Quantitative assessment of collagen maturation in wounds treated with M-T7. (A) Representative micrographs of Herovici’s polychrome-stained normal skin and wounds at 15 days post-wounding. Top panels show brightfield data, while middle and bottom panels show color-deconvoluted fields for the pink and blue chromophores. (B) Quantification of collagen maturation in saline and M-T7 treated wounds by the Herovici Ratio, calculated by the densitometric ratio of the pink and blue chromophores in Herovici’s polychrome. Mean and standard error are shown. Statistics were calculated by T-test. N = 4 saline, N = 5 M-T7.

Figure 3

Assessment of peri-wound angiogenesis in wounds treated with M-T7. (A) ELISA quantification of TNFα and VEGF in wound tissues treated with saline or M-T7 collected on days 1, 4 and 7 post-wounding normalized to total protein. Bars are mean and standard error. Statistics were calculated by two-way ANOVA with Fisher’s LSD post-hoc analysis. (B) Quantification of CD31+ cells and vessels per 20× field in the peri-wound area of wounds treated with saline or M-T7 collected on days 4 and 7 post-wounding. Bars are mean and standard error. Two non-overlapping fields were quantified per mouse and statistics were performed on the average per mouse with the N = 4 per group.
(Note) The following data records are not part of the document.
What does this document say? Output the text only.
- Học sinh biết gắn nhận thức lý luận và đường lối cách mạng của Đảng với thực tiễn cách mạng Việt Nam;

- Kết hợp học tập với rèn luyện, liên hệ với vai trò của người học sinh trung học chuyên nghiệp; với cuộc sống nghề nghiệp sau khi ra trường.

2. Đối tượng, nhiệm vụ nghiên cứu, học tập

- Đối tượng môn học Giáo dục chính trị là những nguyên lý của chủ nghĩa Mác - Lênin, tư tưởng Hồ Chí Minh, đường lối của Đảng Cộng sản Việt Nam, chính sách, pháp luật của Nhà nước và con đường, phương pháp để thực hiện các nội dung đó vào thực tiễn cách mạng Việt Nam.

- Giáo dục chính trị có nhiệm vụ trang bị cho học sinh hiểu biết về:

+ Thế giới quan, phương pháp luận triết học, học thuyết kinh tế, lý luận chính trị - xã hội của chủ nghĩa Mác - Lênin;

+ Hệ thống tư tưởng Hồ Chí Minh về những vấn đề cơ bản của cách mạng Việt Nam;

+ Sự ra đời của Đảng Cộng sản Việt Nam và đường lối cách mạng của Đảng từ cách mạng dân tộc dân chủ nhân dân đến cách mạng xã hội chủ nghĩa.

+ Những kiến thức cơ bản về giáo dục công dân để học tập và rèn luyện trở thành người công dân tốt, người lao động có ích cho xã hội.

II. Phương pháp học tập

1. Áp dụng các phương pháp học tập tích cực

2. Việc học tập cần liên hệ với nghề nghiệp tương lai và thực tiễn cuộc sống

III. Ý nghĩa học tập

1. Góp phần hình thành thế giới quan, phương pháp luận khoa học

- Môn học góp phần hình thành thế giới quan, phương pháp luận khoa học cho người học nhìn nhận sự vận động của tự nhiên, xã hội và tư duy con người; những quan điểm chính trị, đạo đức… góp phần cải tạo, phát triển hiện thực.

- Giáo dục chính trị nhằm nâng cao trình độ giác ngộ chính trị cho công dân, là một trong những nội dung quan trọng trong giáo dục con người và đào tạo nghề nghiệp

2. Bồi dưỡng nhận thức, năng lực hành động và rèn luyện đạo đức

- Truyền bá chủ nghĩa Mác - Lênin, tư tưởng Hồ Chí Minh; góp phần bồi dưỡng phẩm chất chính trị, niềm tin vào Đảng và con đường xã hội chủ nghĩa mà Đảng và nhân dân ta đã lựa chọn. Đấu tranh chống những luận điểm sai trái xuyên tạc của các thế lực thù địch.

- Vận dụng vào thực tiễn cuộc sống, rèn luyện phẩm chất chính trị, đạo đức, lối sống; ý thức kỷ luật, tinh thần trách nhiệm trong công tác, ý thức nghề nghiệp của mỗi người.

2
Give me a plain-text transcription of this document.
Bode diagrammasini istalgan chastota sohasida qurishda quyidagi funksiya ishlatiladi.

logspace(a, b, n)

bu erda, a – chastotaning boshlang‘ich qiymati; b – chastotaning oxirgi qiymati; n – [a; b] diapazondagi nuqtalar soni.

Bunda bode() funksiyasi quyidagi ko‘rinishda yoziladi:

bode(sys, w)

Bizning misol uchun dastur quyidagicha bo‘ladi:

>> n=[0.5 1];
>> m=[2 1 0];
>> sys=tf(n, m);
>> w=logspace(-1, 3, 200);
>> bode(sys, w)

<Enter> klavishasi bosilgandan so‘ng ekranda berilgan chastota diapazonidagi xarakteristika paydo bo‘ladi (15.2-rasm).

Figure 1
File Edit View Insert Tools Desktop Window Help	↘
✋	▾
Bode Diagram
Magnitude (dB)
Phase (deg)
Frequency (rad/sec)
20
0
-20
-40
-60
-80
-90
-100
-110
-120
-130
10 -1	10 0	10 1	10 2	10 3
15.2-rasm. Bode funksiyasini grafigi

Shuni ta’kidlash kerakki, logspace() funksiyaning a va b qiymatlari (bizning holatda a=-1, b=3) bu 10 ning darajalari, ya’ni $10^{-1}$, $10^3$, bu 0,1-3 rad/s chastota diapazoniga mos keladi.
Statistics were calculated by two-way ANOVA with Fisher’s LSD post-hoc analysis. (C) Representative peri-wound CD31 IHC fields (10×) collected on days 4 and 7 post-wounding. Scale bars are 50 µm. Zoom areas indicated by boxes. N = 3–4 in each group and time point.

Figure 4

M-T7 modulates the immune response in the healing wound. (A) ELISA quantification of CCL2 in wounds treated with saline or M-T7 at days 1, 4 and 7 post-wounding, normalized to total protein. (B) Quantification of Arginase-1+ cells per 20× field of wounds treated with saline or M-T7 at days 2, 4 and 7 post-wounding. (C) Representative Arginase-1 IHC fields at day 7. (D) Quantification of TGF-beta+ cells per 20× field on days 2, 4 and 7 post-wounding. (E,F) Quantification of CD3+ cells per 20× field of wounds treated with saline or M-T7 at days 2, 4 and 7 post-wounding, specifically in the (E) wound bed or (F) epithelial tongue. (G) Quantification of CD4+ cells per 20× field of wounds treated with saline or M-T7 at days 2, 4 and 7 post-wounding normalized to the numbers on day 2. (H) Representative CD4 IHC fields in the epithelial tongue at day 7. Full 20× field is given in Figure S2. All bars are mean and standard error. Statistics are calculated by two-way ANOVA with Fisher’s LSD post-hoc analysis. N = 3–4 in each group and time point.